I’m still laughing as I write this, and also happy about how it speaks to our Quaker values and progressive education approach. Our students are self-organizing, creative, they support each other, believe that they can approach their head of school, and know that they will be heard and respected even if I don’t agree with them.

This lunchtime experience ties into the piece I had already started writing for today, involving Vision and the community surveys. One parent shared, “I am excited to see Rick start to implement his vision for the school. I don’t fully have a sense of what he sees for the school yet, but am optimistic.”

My short answer is that I did not come here with a specific vision for the school. That’s not to say I didn’t have hopes and leanings, but rather that I respect the 30 years of culture and growth that I have stepped into, and the team of teachers/staff/parents/students I am blessed to work with. My goals for the first year – endorsed by the School Committee – are not to shake up the community, but rather:

1. Build Relationships: My capacity to lead this community is directly related to trust and mutual understanding. I have strived to get to know all stakeholders in a meaningful way through 1:1 meetings with parents and community members, lunches with students, participation in events, and sometimes an impromptu volleyball game or gently redirecting a passionate 8th grade initiative.

2. Nurture Culture and Stability: This is a community that needs time to breathe, rebuild trust, and believe we’re together. We need stable leadership, healthy re-enrollment, shared vision, renewed energy. The feedback from the survey shows that we are moving together in the right direction. I am here for the long-haul, and so honored to be doing this in partnership with you all.

3. Learn about FSMN: Like any organically-grown community, Friends School of Minnesota has a healthy set of quirks, special ways, history and culture. Everyone has shown remarkable patience and support to help me learn the ropes and understand the Why’s behind the What’s.

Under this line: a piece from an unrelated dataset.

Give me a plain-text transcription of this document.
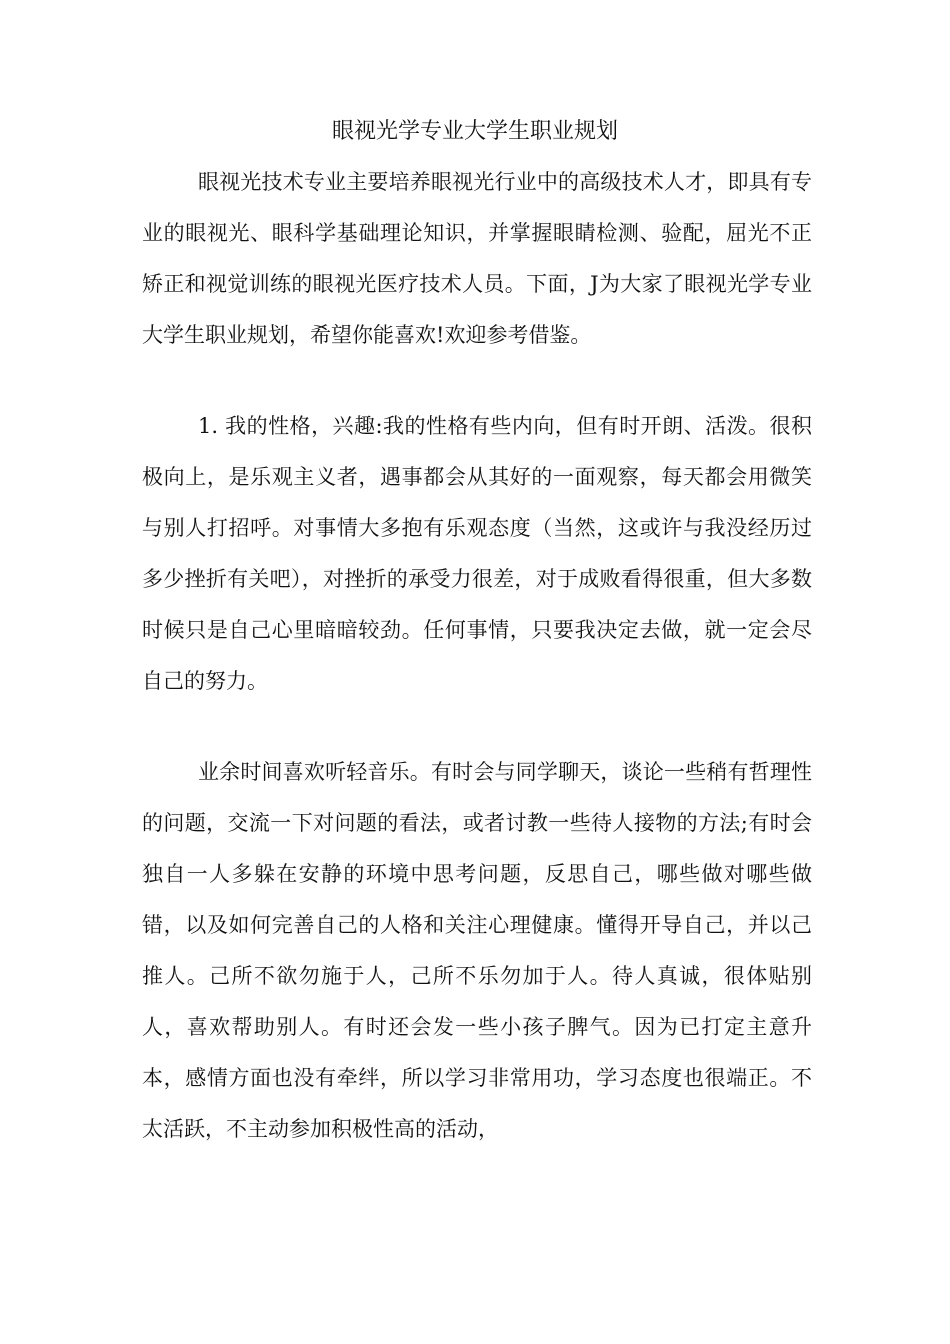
眼视光学专业大学生职业规划

眼视光技术专业主要培养眼视光行业中的高级技术人才，即具有专业的眼视光、眼科学基础理论知识，并掌握眼睛检测、验配，屈光不正矫正和视觉训练的眼视光医疗技术人员。下面，J为大家了眼视光学专业大学生职业规划，希望你能喜欢!欢迎参考借鉴。

1. 我的性格，兴趣:我的性格有些内向，但有时开朗、活泼。很积极向上，是乐观主义者，遇事都会从其好的一面观察，每天都会用微笑与别人打招呼。对事情大多抱有乐观态度（当然，这或许与我没经历过多少挫折有关吧），对挫折的承受力很差，对于成败看得很重，但大多数时候只是自己心里暗暗较劲。任何事情，只要我决定去做，就一定会尽自己的努力。

业余时间喜欢听轻音乐。有时会与同学聊天，谈论一些稍有哲理性的问题，交流一下对问题的看法，或者讨教一些待人接物的方法;有时会独自一人多躲在安静的环境中思考问题，反思自己，哪些做对哪些做错，以及如何完善自己的人格和关注心理健康。懂得开导自己，并以己推人。己所不欲勿施于人，己所不乐勿加于人。待人真诚，很体贴别人，喜欢帮助别人。有时还会发一些小孩子脾气。因为已打定主意升本，感情方面也没有牵绊，所以学习非常用功，学习态度也很端正。不太活跃，不主动参加积极性高的活动，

4. Enact the Strategic Plan: I arrived at the tail-end of a highly collaborative process to gather input and vision. We have turned that into an initial 2-year plan to deepen our capacity in (1) Equity, (2) Learning Differences, (3) Quaker Identity and (4) Advancement. Over the next year and a half you will see more active work and reporting-back on these four “pillars.” And despite my opening promise to not bring in changes too quickly, we have already made some rather bold moves in these areas, such as:

  • Created a new Learning Specialist position, and increased T.A. hours
  • Hired equity consultants who are already deep into an equity audit
  • Increased financial aid by 34%.
  • Created an Alumni Relations position and expanded Friends Circle into a quarterly publication to engage our wide community of friends.
  • Initiated a community survey to truly hear everyone’s voices and work together.

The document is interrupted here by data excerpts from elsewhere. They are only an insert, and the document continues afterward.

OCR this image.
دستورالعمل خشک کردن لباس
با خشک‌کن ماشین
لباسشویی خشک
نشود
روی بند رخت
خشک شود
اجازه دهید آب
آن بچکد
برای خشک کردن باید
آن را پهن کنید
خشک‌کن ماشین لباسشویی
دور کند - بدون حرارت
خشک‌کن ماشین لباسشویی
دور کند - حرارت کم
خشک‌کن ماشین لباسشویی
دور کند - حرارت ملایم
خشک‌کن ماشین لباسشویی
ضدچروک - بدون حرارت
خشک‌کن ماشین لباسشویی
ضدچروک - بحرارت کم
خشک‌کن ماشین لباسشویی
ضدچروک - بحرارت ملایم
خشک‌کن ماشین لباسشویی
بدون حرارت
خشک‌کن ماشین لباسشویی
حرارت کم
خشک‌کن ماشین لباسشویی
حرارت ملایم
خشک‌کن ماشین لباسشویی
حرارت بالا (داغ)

When we sent out mid-year surveys, we did it in full knowledge that this is a community with a lot to say, and (thankfully) not afraid to say it. In both quantity and quality, I’m very happy to report back that you did not fail us! The School Committee and I have been working hard to process all the amazing feedback, and we look forward to the parent evening (Tuesday, Mar.19, 6:30-8pm) where we can share the results and start working together to address some of the ideas brought forward.

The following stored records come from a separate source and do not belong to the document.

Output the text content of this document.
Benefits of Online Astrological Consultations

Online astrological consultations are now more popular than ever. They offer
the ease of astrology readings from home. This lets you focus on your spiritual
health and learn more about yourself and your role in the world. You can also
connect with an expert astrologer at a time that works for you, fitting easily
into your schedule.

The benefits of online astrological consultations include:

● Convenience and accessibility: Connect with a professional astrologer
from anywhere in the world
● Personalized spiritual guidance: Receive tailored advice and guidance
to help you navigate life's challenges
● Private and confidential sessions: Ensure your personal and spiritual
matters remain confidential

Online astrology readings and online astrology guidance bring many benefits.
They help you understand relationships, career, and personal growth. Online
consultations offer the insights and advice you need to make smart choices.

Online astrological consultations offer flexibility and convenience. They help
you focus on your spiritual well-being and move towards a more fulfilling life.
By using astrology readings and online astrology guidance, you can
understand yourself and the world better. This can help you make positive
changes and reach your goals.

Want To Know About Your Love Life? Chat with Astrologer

I am so thankful for the heartfelt messages of support for me in my first year with FSMN, and equally for the many good suggestions for ways to strengthen the school and my role in it. While I have been focused primarily on the above 4 goals and finding my feet on this new ground, this feedback gives me some direction for where to lift my eyes as we move forward together.

I’ll close with one of many parent comments that warms my heart, reflecting a compassionate understanding of the time it takes for us to move into this work together, and our shared commitment to get there together: “I’m feeling like I could really learn to trust you.”